Da ist die "Crocks"-Gang, die ihn missbraucht und zu Pistolen greifen lässt. Da ist die Chormasse, die ihn vorführt. Da ist die Kommissarin (mit eindringlicher Schärfe agiert Cheryl Lichter), die ihn ob seiner Unkalkulierbarkeit als Gefahr betrachtet und bei einer Art Milgram-Experiment einer befragten Person Stromstöße verpassen lässt. Und da ist auch der Psychologe Daumer (souverän Dominik Nekel), der helfen will und seine Ratlosigkeit doch nur in die Diagnose "Autismus" verpackt.
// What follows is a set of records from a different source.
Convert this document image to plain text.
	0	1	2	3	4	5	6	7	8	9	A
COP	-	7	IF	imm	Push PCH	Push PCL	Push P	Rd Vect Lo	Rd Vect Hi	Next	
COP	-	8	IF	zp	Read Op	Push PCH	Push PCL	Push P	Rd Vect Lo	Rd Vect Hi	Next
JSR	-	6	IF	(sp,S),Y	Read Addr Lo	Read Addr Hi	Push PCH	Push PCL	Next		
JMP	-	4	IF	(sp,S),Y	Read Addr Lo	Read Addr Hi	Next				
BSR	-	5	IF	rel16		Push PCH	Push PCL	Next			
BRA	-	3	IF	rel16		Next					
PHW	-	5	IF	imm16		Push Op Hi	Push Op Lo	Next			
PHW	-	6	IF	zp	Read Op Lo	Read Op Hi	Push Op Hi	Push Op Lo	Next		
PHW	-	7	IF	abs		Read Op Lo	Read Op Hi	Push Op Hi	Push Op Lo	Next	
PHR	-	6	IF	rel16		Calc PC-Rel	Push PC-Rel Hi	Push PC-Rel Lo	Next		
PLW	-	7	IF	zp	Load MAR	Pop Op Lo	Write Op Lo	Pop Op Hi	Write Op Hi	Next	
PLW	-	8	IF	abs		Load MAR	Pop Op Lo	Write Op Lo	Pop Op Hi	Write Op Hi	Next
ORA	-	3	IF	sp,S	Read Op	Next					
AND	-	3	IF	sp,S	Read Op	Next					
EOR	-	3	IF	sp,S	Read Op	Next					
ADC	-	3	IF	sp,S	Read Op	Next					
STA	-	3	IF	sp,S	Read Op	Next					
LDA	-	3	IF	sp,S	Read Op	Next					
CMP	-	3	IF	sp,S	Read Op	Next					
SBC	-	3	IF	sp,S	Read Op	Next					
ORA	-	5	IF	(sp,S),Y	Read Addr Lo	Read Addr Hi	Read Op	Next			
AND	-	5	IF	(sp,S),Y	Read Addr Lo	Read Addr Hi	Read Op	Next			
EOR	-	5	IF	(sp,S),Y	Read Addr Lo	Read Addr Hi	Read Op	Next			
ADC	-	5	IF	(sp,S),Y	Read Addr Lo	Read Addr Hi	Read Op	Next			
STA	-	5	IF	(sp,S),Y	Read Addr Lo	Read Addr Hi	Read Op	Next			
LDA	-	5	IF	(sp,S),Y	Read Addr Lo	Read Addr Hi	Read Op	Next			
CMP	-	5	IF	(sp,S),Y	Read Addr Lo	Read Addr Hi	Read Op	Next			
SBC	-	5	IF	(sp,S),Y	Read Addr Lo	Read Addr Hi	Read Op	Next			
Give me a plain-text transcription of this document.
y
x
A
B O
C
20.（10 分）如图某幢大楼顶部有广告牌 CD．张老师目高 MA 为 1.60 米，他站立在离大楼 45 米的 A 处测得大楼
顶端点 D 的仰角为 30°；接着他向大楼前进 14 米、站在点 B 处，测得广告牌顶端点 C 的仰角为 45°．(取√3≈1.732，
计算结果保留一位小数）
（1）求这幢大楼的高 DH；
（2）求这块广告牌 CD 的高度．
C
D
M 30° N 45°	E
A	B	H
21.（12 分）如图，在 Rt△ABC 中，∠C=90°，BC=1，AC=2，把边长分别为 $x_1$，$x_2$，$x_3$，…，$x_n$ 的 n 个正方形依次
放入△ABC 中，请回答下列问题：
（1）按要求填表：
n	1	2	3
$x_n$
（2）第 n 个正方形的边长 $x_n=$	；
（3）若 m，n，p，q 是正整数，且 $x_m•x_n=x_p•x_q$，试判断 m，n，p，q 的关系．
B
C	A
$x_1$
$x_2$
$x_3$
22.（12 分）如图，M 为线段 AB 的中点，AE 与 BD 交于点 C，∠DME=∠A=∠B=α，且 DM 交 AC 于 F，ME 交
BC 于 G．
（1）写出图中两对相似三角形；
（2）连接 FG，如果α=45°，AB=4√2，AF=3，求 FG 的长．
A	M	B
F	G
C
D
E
Natürlich wäre da auch die junge Clara (souveräne Koloraturarbeit: Elisabeth Breuer), die auf der Gefühlsebene Zugang zum irgendwann mit dem Namen Kaspar Versehenen findet. Schlussendlich aber gibt es in Kaspar H., der neuen Oper von Komponist Balduin Sulzer und Librettistin Elisabeth Vera Rathenböck, natürlich kein Happy End. Kaspar, der keine klare Geschichte zu haben scheint und auch keine Identität, wird in die Gewaltdynamik hineingezogen und wieder zum wehrlosen Schießwerkzeug degradiert, das "mordet".

Bis es soweit ist, zieht sich die neue Opernsache, auf der wahren Geschichte von Kaspar Hauser basierend, doch ein bisschen. Durch die klare und die Figuren sorgfältig ausformende Arbeit von Regisseur André Turnheim jedoch geraten zumindest die vokalen Solomomente der Oper zu kleinen Werkinseln des lebendigen Musiktheaters. Hier sieht man: Sulzer schreibt entlang der eigenwilligen Kaspar-Art, sich auszudrücken, effektvolle Arien, in denen sich die Melodielinien inspiriert mit kleinen Sprachspielen vereinen.

Wobei: Ohne die grandiose darstellerische und vokale Leistung von Matthäus Schmidlechner (als Kaspar) wäre dies wohl nicht hörbar geworden. Bei Kaspar hat er eine subtile Charakterstudie eines quasi identitätsfreien und doch charaktervollen Wesens hingelegt, die über die Längen einer stilisiert angelegten, letztlich jedoch etwas vage und dramaturgisch unkonzentriert wirkenden "Geschichte" trägt.

Dass dem so war, mag auch an den asketischen Orchestervorgängen gelegen haben: Sulzer setzt auf eine Art freie Serialität, die doch tonale Wirkung entfaltet und Instrumentalsolisten zu linearer Arbeit ermuntert. Für die Bühnenvorgänge wirkt dies jedoch - und auch die pochende, oft perkussive Repetitionsstilistik - kaum energiespendend, zumal die Sangeslinien oft nur rhythmisch verdoppelt und also quasi unterstrichen werden.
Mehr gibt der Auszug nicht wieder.